The data payload returned in response to a Bulk Data query can vary. While this document does not specify the exact contents of a bulk query response for the immunization use case, it outlines the resource types that may be included in the response payload. Readers should refer to the Parameters section above for an introduction to the _type parameter, which specifies the response payload.

For queries to an Immunization Information System (IIS) for immunization-related data, expect at least two resource types: Patient and Immunization. These resources together describe the individual and a list of immunization events recorded by the IIS. Responses containing FHIR Patient and Immunization resources represent the immunization history for the set of individuals and may also include related resource types such as Practitioner, Location, Organization, RelatedPerson, ImmunizationRecommendation, and ImmunizationEvaluation to provide a comprehensive view of the patient’s history and context.

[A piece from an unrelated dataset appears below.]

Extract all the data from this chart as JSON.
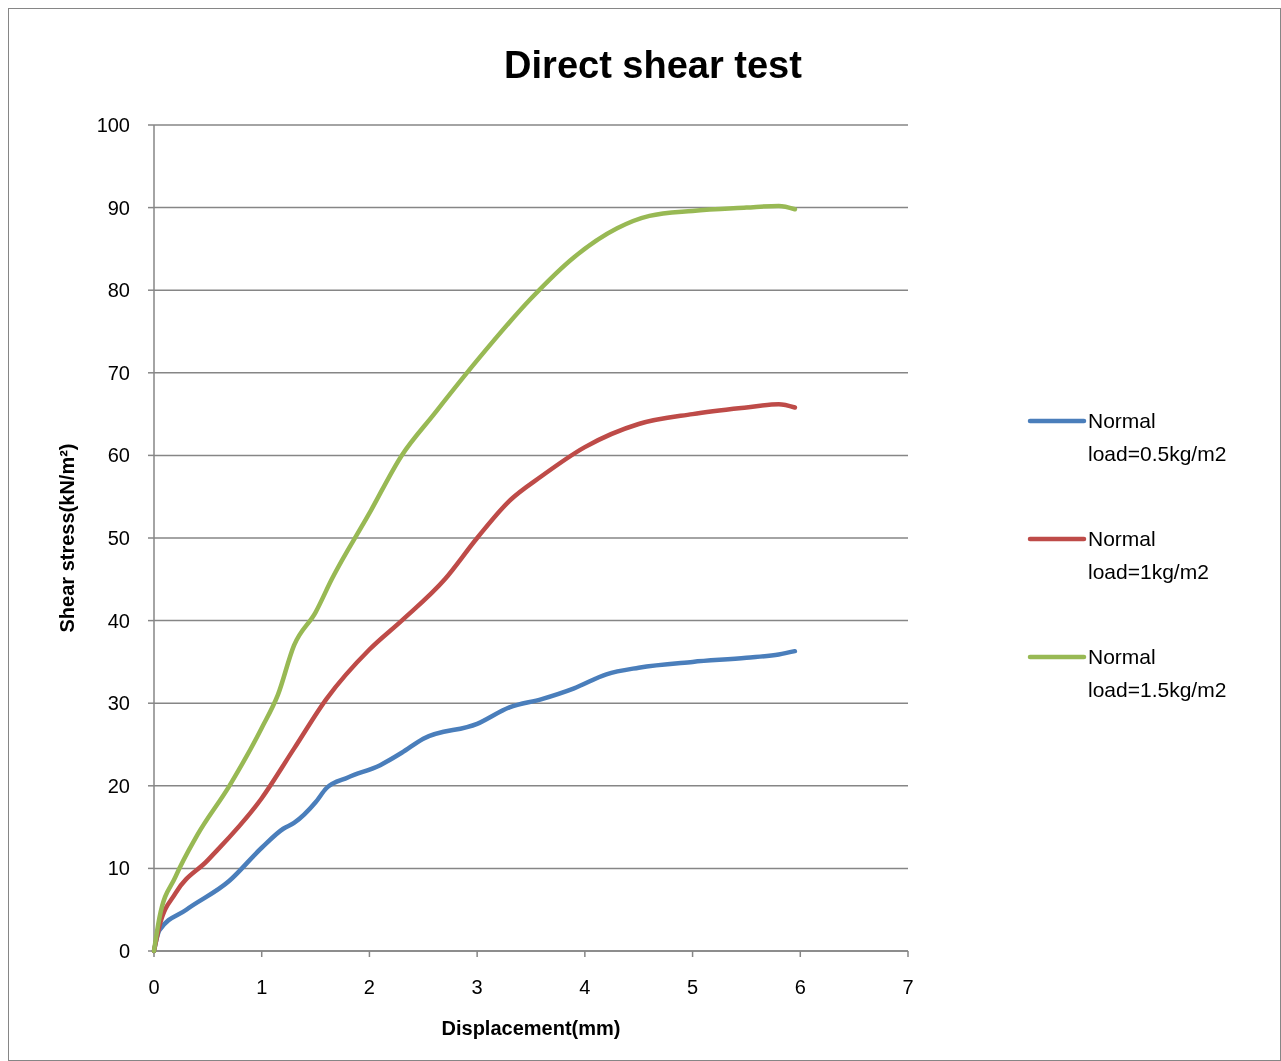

To align with existing implementation and regulatory requirements, it is highly recommended to adhere to US Core profiles when responding with data. The specific version of US Core selected may depend on trading partner needs and other FHIR implementations within the public health jurisdiction, but it is advisable to choose a version that complies with health IT regulations.

Data exchange partners must agree on the query response payload during the onboarding process to ensure that all data exchanges are appropriate for the involved parties.